La Vito

En el discreto y pequeño parque situado entre las calles Francisco Mariano Nifo y Nicanor Villalta, cuando en Teruel todavía no existían los campos de césped artificial, ni las pistas de skateboard, ni los aparcamientos de autocaravanas, recuerdo ver sentada en un banco a La Vito junto a la Rosario y a la Plenaria. Eran tres mujeres de rostros serios y ropajes oscuros que vigilaban de cerca mis correrías de niño, que solían acabar con globos de agua explotados sobre mi ropa y algún que otro rasguño en la rodilla o coscorrón.

Cuando consideraban oportuno, las tres mujeres daban por terminada mi diversión y entonces yo cogía de la mano a La Vito y enfilábamos el camino a su casa, donde pasé algunos momentos de mi infancia mientras mis padres terminaban de trabajar.

En ese piso recuerdo haber visto hace exactamente 25 años uno de los primeros partidos de fútbol que recuerdo. Lo jugaban un equipo que vestía de azul, y que años más tarde supe que era la Juventus de Turín, contra otro que lo hacía de amarillo fluorescente, que por su llamativa indumentaria me gustaba más y que luego supe que se llamaba Borussia de Dortmund. Al año siguiente, y ya con la conciencia de que ese torneo de fútbol se llamaba Champions League y mi equipo favorito hacía 32 años que no lo ganaba, ese equipo de camisetas amarillas jugó la semifinal contra el mío, y por lo que fuera, ya no me caía tan bien. 

En esa misma casa, en la que vi ese mismo partido de fútbol, La Vito siempre tenía a mano un billete de mil pesetas, un chicle o un pastel para entregarme casi en secreto mientras mi abuelo Emilio veía una película de vaqueros. 

La Vito fue la cara más amable de ese espacio doméstico donde nunca hubo filigranas. Mujer sencilla, esposa sacrificada, madre esforzada y abuela generosa, siempre daba la impresión de que para ella nada era demasiado trascendental. Supongo que haber traído al mundo a nueve hijos en un entorno humilde forjó su carácter a base de bien y le hizo relativizar cualquier problema hasta darle exactamente la importancia necesaria. A La Vito nunca le gustaba molestar ni preocupar a nadie. Si le proponías un plan que sabías que le iba a gustar no te solía decir que no, pero ella nunca te lo pedía.

La Vito guardó hasta el final el espíritu de la niña de Corbalán que un día fue. Le chiflaban los dulces, tanto que incluso a veces se los teníamos que dosificar, y disfrutó hasta el último año de la cabalgata de Reyes con una sonrisa infantil en su rostro. Y es que precisamente el día de Reyes era uno de sus favoritos, pues es históricamente en esa fecha cuando los suyos nos hemos reunido en una comida en la que, con los años, los más jóvenes hemos ido viendo convertirse a nuestros tíos en abuelos y a nuestros primos en padres y madres, mientras en la mesa se incorporaban cada año caras nuevas.

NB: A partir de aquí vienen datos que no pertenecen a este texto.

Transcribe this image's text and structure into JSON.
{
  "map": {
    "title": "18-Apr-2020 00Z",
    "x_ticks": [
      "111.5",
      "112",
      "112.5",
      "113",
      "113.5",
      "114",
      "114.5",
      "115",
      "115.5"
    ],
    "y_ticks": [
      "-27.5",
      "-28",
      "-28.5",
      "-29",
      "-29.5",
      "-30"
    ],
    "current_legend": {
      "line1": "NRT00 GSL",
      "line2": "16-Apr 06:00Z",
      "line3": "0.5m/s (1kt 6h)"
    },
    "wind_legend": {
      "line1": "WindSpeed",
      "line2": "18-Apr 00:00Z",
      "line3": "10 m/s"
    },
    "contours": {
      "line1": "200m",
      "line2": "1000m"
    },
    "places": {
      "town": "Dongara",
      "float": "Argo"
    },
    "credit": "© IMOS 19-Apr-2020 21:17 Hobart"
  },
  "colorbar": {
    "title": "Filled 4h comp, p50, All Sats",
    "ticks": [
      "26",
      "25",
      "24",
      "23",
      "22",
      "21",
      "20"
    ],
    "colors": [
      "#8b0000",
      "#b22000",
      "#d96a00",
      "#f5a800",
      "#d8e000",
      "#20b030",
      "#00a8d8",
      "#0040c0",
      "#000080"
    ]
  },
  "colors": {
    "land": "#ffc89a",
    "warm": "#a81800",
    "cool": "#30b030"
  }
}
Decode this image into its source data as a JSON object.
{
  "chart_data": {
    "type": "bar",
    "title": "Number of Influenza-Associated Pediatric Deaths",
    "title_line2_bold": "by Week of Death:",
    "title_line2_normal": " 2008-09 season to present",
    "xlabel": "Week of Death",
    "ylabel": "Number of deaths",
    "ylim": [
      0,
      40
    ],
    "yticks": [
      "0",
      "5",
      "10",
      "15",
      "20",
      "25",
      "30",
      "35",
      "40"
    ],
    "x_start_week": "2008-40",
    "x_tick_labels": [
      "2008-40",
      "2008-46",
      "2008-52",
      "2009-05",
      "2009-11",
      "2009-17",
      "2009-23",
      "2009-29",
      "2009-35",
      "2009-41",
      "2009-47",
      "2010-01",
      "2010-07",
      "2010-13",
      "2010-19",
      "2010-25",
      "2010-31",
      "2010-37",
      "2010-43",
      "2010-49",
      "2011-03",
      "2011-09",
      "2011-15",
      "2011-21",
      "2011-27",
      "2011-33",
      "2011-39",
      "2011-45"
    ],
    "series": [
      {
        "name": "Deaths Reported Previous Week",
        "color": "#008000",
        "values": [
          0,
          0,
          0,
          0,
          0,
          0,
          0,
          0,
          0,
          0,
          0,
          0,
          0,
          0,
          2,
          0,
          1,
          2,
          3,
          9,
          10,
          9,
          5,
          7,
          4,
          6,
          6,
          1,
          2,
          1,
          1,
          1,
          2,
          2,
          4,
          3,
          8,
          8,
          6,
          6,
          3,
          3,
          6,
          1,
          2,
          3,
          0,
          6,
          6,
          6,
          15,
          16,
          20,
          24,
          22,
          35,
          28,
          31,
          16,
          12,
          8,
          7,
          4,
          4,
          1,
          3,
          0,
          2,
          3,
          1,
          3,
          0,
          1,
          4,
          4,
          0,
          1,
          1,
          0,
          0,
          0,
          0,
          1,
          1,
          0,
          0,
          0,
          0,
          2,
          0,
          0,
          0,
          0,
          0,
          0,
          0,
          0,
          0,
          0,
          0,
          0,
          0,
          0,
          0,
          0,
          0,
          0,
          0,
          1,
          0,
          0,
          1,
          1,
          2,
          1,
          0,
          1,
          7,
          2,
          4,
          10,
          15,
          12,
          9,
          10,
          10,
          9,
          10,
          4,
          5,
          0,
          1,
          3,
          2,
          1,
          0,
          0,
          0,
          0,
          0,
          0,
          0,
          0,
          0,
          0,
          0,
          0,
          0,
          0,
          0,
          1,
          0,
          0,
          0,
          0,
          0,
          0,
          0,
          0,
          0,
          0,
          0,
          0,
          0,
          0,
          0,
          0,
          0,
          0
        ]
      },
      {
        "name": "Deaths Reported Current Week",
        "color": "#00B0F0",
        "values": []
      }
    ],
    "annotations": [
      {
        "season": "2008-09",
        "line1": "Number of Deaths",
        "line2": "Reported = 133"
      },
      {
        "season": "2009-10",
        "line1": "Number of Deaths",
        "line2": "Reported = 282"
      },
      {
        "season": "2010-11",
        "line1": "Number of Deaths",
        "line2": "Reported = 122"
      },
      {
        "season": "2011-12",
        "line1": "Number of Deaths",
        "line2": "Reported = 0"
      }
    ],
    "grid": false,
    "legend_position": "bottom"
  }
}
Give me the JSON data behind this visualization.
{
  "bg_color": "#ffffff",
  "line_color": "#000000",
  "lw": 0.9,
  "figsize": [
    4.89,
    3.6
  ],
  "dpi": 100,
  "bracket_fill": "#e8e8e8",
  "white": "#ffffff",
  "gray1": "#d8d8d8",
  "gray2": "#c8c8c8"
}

En la Residencia Javalambre, La Vito era seguramente la abuela que más visitas recibía y también una de las más queridas, para regocijo y envidia de sus compañeros, algo a lo que sin duda contribuíamos activamente sus 9 hijos, 4 nueras, 3 yernos, 14 nietos y 8 bisnietos. En tiempos de COVID, de visitas con el tiempo limitado y restricciones de acompañantes, seguramente éramos para los vigilantes y celadores del centro la familia más temida, pues por extensión y parecido físico siempre fuimos un poco difíciles de controlar. Así, claro, el COVID siempre pasó de largo ante ella.

La Vito nos recordaba a diario que para ser feliz solo hace falta una cabeza lúcida y una fortaleza de roble, poco apego a lo material, una memoria y un oído algo selectivos, y sobre todo, una familia bien avenida, pues nada le gustaba más que ver cómo se abría la puerta de su habitación para recibir a otro “Civerica” más, para el cual siempre había reservado, esta vez, un billete de 5 o 10 euros, un chicle o un pastel en la nevera, exactamente igual que 25 años atrás.